Conversion matters: cut the clutter
Written by Lyle Markle
Is your holiday rental website an e-commerce website? If you take bookings - the answer is yes.
Most vacation rental websites have a number of goals and objectives. It's common for things like 'showcase my products and services', 'provide expert local info for prospective guests', 'communicate my brand's ethos' to be main focuses of your site's content - all well and good.
However, the number one objective that we often use to measure the efficacy of a website is how many bookings come through.
Set a goal and measure against it. Start to understand your site's ongoing performance.
If you're considering changing your current website or starting over - decide first the primary purpose of your website. This is the essential first step to getting it right going forward.
If you can distill down to one goal as opposed to many - it will be easier to make the right decisions.
- Is it a portfolio site for a luxury units?
- Is it an e-commerce site?
If you're looking to increase your conversion rate (number of visitors / number of bookings) - we've gathered a few tips that might help you along the way.
Although not mega exciting to talk about - getting these basics right can dramatically improve how users get around your site.
- Your company logo should be top left of all pages - and link back to the homepage
- Site navigation above the page fold
- Links / buttons with an underline text style
- When it comes to font sizes - make it bigger rather than smaller
User focused design is all about users - so knowing a little about what users are already familiar with can be advantageous.
Less is more
A website with loads of bells and whistles can be visually impressive - but you're not selling bells and whistles. You're selling a holiday experience - make that the focus.

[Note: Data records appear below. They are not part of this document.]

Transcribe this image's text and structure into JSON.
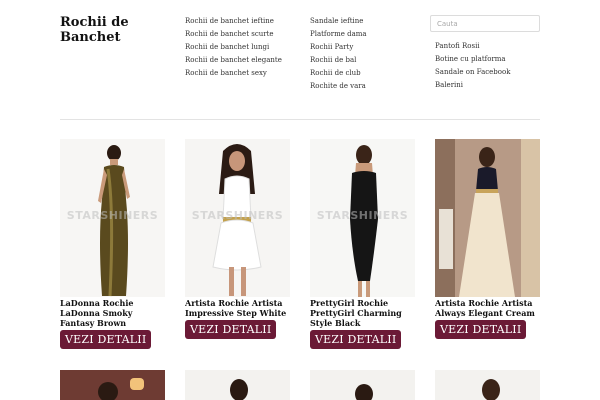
{
  "site": {
    "title": "Rochii de Banchet"
  },
  "nav": {
    "col1": [
      "Rochii de banchet ieftine",
      "Rochii de banchet scurte",
      "Rochii de banchet lungi",
      "Rochii de banchet elegante",
      "Rochii de banchet sexy"
    ],
    "col2": [
      "Sandale ieftine",
      "Platforme dama",
      "Rochii Party",
      "Rochii de bal",
      "Rochii de club",
      "Rochite de vara"
    ],
    "col3": [
      "Pantofi Rosii",
      "Botine cu platforma",
      "Sandale on Facebook",
      "Balerini"
    ]
  },
  "search": {
    "placeholder": "Cauta"
  },
  "products": [
    {
      "title": "LaDonna Rochie LaDonna Smoky Fantasy Brown",
      "button": "VEZI DETALII",
      "watermark": "STARSHINERS"
    },
    {
      "title": "Artista Rochie Artista Impressive Step White",
      "button": "VEZI DETALII",
      "watermark": "STARSHINERS"
    },
    {
      "title": "PrettyGirl Rochie PrettyGirl Charming Style Black",
      "button": "VEZI DETALII",
      "watermark": "STARSHINERS"
    },
    {
      "title": "Artista Rochie Artista Always Elegant Cream",
      "button": "VEZI DETALII",
      "watermark": ""
    }
  ],
  "colors": {
    "button_bg": "#6b1a36",
    "divider": "#e3e3e3"
  }
}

With an ever growing number of mobile users - all that clutter can slow down your page speed too - which will decrease conversion and increase bounce rates.
Focus your users
Every user has objectives - so getting the right actions in high visibility areas is vital.
- Is the apartment available during my holiday?
- Do they allow pets?
- Is it close to the train station?
- Can I check-in at 22:00?
Grouping related content is also important. Reducing the number of navigation options and improving the names of the pages gives the user less choices. Its also easier for users to grasp the overall content of the site - if it's contained within 3 to 5 nav items.
This can be a tough job - but well worth it.
Ask for feedback
Ask your guests what they think about the site.
- It loads slowly on my phone?
- The font was too small to read?
- I didn't know you offered free parking?
This sounds a bit basic, but it can be very effective. Look especially for recurring feedback and look to address those issues first.
Websites are not pieces of art. They change. They should. As your business changes, as the marketplace changes - so should your site.
If your site isn't performing well - you have the power to improve it. Start making incremental changes and try to measure the results as you go.